Me resulta imposible creer, sin embargo, que las investigaciones de que me hablaba el conde fueran reales. Eran tan poco verosímiles, resultaba tan peligroso para él hacerme aparecer ante la justicia que supuse que, en el fondo de sí mismo, él debía estar mucho más asustado de verme que yo temblorosa por sus amenazas. Estas reflexiones me decidieron a seguir donde estaba, e incluso a instalarme allí si era posible, hasta que mis fondos crecieran y me permitieran alejarme. Comuniqué mi proyecto a Rodin, que lo aprobó, y hasta me propuso que permaneciera en su casa; pero antes de contaros la decisión que tomé, es necesario daros una idea de ese hombre y de su entorno.

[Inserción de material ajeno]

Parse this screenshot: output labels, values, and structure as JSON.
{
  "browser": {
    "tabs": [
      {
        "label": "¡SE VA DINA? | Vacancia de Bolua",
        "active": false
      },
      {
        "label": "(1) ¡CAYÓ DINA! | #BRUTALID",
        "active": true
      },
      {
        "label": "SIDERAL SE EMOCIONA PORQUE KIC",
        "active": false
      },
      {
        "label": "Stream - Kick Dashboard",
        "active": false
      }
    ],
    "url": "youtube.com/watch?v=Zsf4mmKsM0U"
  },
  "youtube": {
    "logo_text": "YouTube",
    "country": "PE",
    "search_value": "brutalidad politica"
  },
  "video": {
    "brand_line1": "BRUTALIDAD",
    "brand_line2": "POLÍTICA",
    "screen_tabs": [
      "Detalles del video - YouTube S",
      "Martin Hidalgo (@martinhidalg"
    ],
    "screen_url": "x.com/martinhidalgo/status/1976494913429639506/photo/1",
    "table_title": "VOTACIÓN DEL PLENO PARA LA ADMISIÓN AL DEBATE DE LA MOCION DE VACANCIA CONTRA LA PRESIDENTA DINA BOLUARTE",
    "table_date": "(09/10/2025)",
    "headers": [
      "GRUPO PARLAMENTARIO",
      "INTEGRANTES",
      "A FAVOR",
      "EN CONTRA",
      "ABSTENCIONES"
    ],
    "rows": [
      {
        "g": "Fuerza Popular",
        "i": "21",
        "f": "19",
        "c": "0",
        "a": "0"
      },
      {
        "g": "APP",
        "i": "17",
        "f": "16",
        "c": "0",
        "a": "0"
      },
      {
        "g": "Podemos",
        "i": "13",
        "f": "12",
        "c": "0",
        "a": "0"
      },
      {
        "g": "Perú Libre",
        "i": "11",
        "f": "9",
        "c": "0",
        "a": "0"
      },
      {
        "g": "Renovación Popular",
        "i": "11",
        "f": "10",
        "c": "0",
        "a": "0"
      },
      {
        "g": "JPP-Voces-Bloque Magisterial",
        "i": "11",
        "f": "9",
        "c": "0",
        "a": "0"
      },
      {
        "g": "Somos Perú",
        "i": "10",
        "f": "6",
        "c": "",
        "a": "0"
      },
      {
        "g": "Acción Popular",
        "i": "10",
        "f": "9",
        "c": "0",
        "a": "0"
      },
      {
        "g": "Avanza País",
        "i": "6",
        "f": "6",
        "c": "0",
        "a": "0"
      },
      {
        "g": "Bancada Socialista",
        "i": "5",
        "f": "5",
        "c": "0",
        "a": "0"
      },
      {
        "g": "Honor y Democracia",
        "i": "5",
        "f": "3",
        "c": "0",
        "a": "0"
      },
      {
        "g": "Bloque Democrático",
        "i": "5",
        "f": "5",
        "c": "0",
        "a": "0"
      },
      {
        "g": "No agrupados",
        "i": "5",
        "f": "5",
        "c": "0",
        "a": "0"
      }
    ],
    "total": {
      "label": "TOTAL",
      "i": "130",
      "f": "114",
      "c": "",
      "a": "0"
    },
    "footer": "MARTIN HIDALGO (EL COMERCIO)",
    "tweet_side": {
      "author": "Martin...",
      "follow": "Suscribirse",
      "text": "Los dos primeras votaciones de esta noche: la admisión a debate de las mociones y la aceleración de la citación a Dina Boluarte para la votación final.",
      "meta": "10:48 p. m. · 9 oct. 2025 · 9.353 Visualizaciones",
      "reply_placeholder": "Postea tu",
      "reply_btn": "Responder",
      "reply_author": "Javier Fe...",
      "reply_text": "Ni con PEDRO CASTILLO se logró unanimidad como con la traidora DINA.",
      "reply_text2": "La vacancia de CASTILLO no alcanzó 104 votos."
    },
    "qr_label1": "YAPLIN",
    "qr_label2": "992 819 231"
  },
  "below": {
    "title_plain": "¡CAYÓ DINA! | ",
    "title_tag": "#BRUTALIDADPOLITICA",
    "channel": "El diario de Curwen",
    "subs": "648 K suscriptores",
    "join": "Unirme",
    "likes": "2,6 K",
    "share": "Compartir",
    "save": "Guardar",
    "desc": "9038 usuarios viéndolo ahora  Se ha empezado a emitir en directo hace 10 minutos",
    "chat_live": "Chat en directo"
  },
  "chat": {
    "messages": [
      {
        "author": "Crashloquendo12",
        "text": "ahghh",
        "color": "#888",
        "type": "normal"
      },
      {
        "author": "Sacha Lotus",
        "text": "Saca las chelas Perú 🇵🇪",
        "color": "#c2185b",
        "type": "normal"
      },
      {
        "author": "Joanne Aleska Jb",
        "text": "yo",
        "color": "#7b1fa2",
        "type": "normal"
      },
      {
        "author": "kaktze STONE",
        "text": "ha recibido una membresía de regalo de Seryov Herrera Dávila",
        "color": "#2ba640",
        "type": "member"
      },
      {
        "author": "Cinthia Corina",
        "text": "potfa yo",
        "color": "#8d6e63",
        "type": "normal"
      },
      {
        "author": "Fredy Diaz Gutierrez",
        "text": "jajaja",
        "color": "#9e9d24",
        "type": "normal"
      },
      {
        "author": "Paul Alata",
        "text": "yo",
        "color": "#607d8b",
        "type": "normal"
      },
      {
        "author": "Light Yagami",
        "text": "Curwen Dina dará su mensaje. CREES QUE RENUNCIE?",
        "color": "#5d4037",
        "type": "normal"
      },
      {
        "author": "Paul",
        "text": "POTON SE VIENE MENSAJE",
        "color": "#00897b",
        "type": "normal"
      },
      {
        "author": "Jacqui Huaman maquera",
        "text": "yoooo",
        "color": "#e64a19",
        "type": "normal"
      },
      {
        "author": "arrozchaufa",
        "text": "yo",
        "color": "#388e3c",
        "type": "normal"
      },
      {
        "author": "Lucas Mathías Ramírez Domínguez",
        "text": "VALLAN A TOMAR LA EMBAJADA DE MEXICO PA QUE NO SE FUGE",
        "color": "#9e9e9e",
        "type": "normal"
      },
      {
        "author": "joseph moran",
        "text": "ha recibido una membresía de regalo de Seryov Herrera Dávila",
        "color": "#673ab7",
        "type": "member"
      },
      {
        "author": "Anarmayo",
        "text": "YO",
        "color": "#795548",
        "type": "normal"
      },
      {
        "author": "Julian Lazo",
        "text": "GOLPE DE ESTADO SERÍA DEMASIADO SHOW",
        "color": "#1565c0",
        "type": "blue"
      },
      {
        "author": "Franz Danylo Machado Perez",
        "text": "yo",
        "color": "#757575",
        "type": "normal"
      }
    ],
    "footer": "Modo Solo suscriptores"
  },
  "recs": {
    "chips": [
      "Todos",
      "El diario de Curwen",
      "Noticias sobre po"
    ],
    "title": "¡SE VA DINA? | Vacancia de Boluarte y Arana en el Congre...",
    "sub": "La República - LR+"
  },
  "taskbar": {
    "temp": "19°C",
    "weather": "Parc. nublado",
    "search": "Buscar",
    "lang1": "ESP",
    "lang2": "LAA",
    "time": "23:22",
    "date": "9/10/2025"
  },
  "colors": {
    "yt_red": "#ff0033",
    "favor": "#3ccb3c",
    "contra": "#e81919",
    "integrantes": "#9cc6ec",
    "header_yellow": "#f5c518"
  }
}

Rodin era un hombre de cuarenta años, moreno, de cejas espesas, mirada viva, apariencia vigorosa y saludable, pero al mismo tiempo libertina. Muy por encima de su estado, y poseyendo de diez a doce mil libras de rentas, Rodin sólo ejercía el arte de la cirugía por gusto. Tenía una preciosa casa en Saint–Marcel que sólo ocupaba, habiendo perdido a su mujer desde hacía unos años, con dos jóvenes para servirle y su hija. Esta joven, llamada Rosalie, acababa de cumplir catorce años; reunía todos los encantos más atractivos: un talle de ninfa, una cara redonda, fresca, extraordinariamente animada, de rasgos amables y pícaros, la más bonita boca posible, unos grandes ojos negros, llenos de expresión y de sentimiento, unos cabellos castaños que caían hasta su cintura, la piel de un resplandor... de una finura increíbles; además, los más bellos senos del mundo; aparte de la inteligencia, vivacidad, y una de las almas más bellas que haya podido crear la naturaleza. En cuanto a las compañeras con las que debía servir en esta casa, eran dos campesinas, de las que una hacía de gobernanta y la otra de cocinera. La que desempeñaba el primer cometido podía tener veinticinco años, la otra tenía dieciocho o veinte, y ambas eran extraordinariamente bonitas; esta elección despertó mis sospechas sobre el deseo que manifestó Rodin de conservarme. ¿Qué necesidad tiene de una tercera doncella, me decía, y por qué las quiere bonitas? Seguramente, continuaba, en todo eso hay algo poco conforme con las costumbres regulares de las que no quiero apartarme jamás; examinémoslo.